Mais cela ne pose-t-il pas des problèmes éthiques ?
Tout à fait, car on débouche sur des images qui n’ont pas existé. Donc cela dépasse la restauration. Mais chez MacGuff on n’est pas spécialisés dans la restauration, on travaille dans les effets visuels. Donc on est plutôt tentés d’aller le plus loin possible. Tout est question de point de vue et de choix. En restaurant un film des frères Lumière on peut choisir de revenir à la même qualité que celle qu’il avait lorsqu’il a été projeté au début du siècle. Mais on peut aussi décider de le stabiliser et d’adapter sa vitesse. Le résultat sera juste car l’IA n’invente rien, elle se base toujours sur du réel. Et peut-être que ce faisant on arrivera à rendre le film tel que l’auraient rêvé les frères Lumière.

L’IA peut-elle permettre d’accélérer différents processus de la restauration ?
La restauration suppose en effet d’effectuer des tâches répétitives et laborieuses qui mobilisent beaucoup de ressources humaines. Or l’IA peut apporter une aide indispensable en prenant en charge toutes ces tâches. Cela va permettre de dégager du temps et de laisser plus de poids aux créatifs, à ceux qui devront faire des choix. C’est donc le meilleur des deux mondes. Il n’est évidemment pas question de faire de la restauration au mètre, à la truelle industrielle, et ce sera toujours l’homme qui devra prendre les décisions.

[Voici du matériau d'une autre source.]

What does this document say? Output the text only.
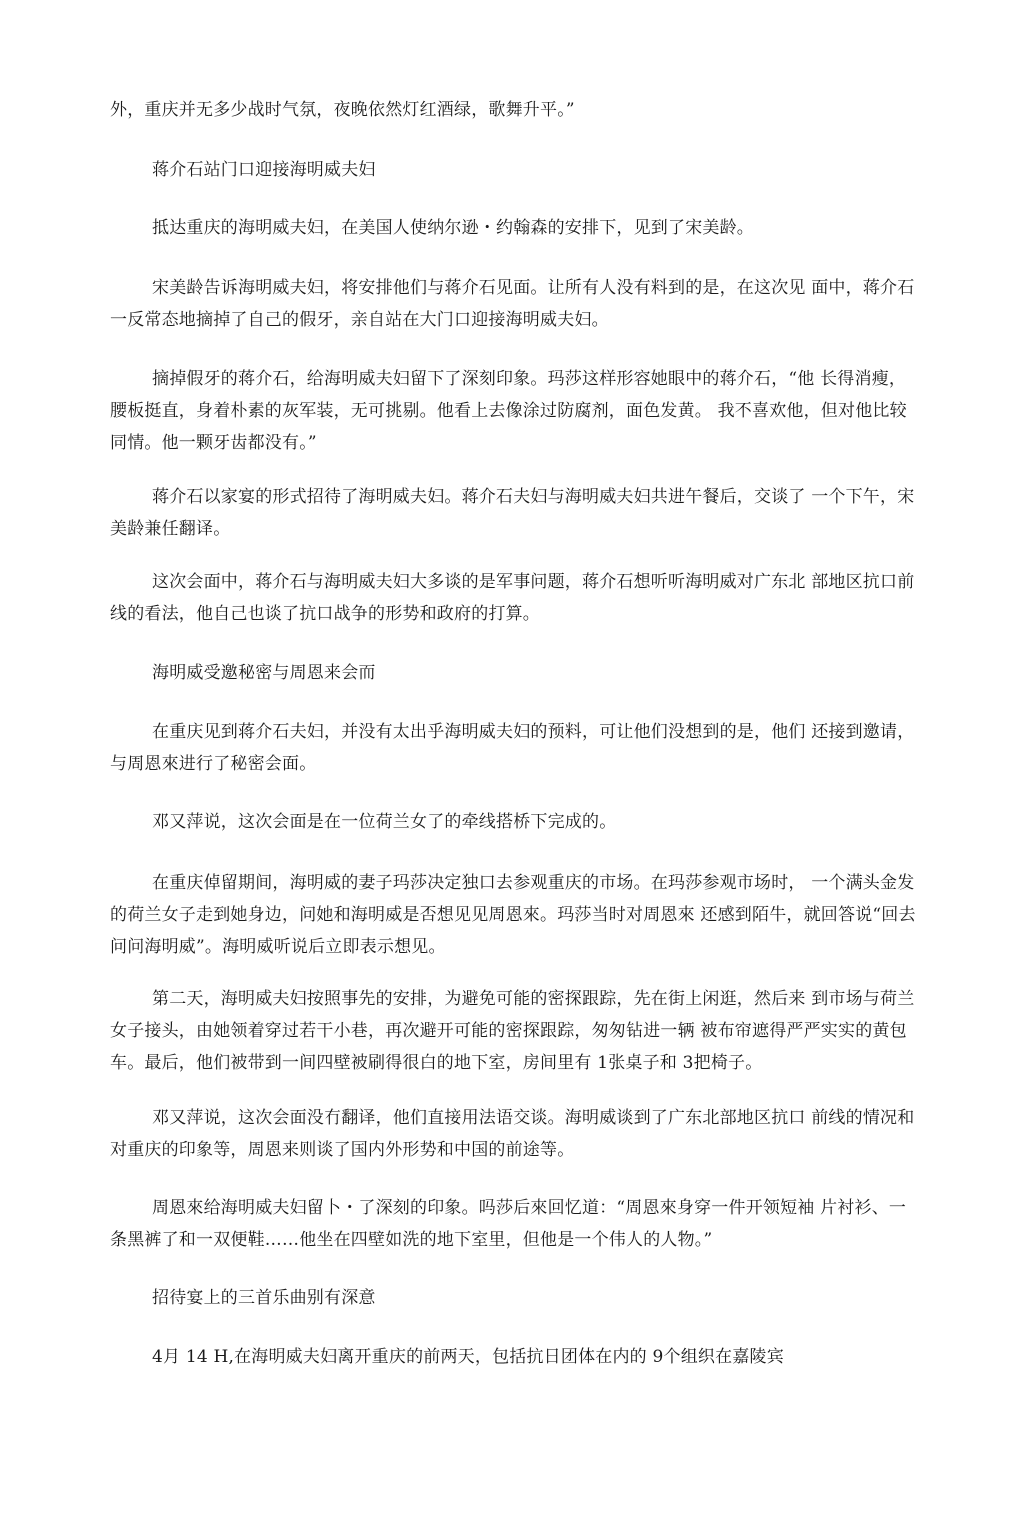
外，重庆并无多少战时气氛，夜晚依然灯红酒绿，歌舞升平。”

蒋介石站门口迎接海明威夫妇

抵达重庆的海明威夫妇，在美国人使纳尔逊・约翰森的安排下，见到了宋美龄。

宋美龄告诉海明威夫妇，将安排他们与蒋介石见面。让所有人没有料到的是，在这次见 面中，蒋介石一反常态地摘掉了自己的假牙，亲自站在大门口迎接海明威夫妇。

摘掉假牙的蒋介石，给海明威夫妇留下了深刻印象。玛莎这样形容她眼中的蒋介石，“他 长得消瘦，腰板挺直，身着朴素的灰军装，无可挑剔。他看上去像涂过防腐剂，面色发黄。 我不喜欢他，但对他比较同情。他一颗牙齿都没有。”

蒋介石以家宴的形式招待了海明威夫妇。蒋介石夫妇与海明威夫妇共进午餐后，交谈了 一个下午，宋美龄兼任翻译。

这次会面中，蒋介石与海明威夫妇大多谈的是军事问题，蒋介石想听听海明威对广东北 部地区抗口前线的看法，他自己也谈了抗口战争的形势和政府的打算。

海明威受邀秘密与周恩来会而

在重庆见到蒋介石夫妇，并没有太出乎海明威夫妇的预料，可让他们没想到的是，他们 还接到邀请，与周恩來进行了秘密会面。

邓又萍说，这次会面是在一位荷兰女了的牵线搭桥下完成的。

在重庆倬留期间，海明威的妻子玛莎决定独口去参观重庆的市场。在玛莎参观市场时， 一个满头金发的荷兰女子走到她身边，问她和海明威是否想见见周恩來。玛莎当时对周恩來 还感到陌牛，就回答说“回去问问海明威”。海明威听说后立即表示想见。

第二天，海明威夫妇按照事先的安排，为避免可能的密探跟踪，先在街上闲逛，然后来 到市场与荷兰女子接头，由她领着穿过若干小巷，再次避开可能的密探跟踪，匆匆钻进一辆 被布帘遮得严严实实的黄包车。最后，他们被带到一间四壁被刷得很白的地下室，房间里有 1张桌子和 3把椅子。

邓又萍说，这次会面没冇翻译，他们直接用法语交谈。海明威谈到了广东北部地区抗口 前线的情况和对重庆的印象等，周恩来则谈了国内外形势和中国的前途等。

周恩來给海明威夫妇留卜・了深刻的印象。吗莎后來回忆道：“周恩來身穿一件开领短袖 片衬衫、一条黑裤了和一双便鞋……他坐在四壁如洗的地下室里，但他是一个伟人的人物。”

招待宴上的三首乐曲别有深意

4月 14 H,在海明威夫妇离开重庆的前两天，包括抗日团体在内的 9个组织在嘉陵宾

Mais je pense que tous les laboratoires qui travaillent dans ce domaine ne pourront pas se passer de l’intelligence artificielle. Il est donc impératif de se mettre à jour. Je suis sûr que certains éléments de patrimoine qui ne peuvent pas être restaurés actuellement, voire même sauvés, faute de moyens et de temps, pourront l’être prochainement. Pour ma part je n’y vois que des avantages.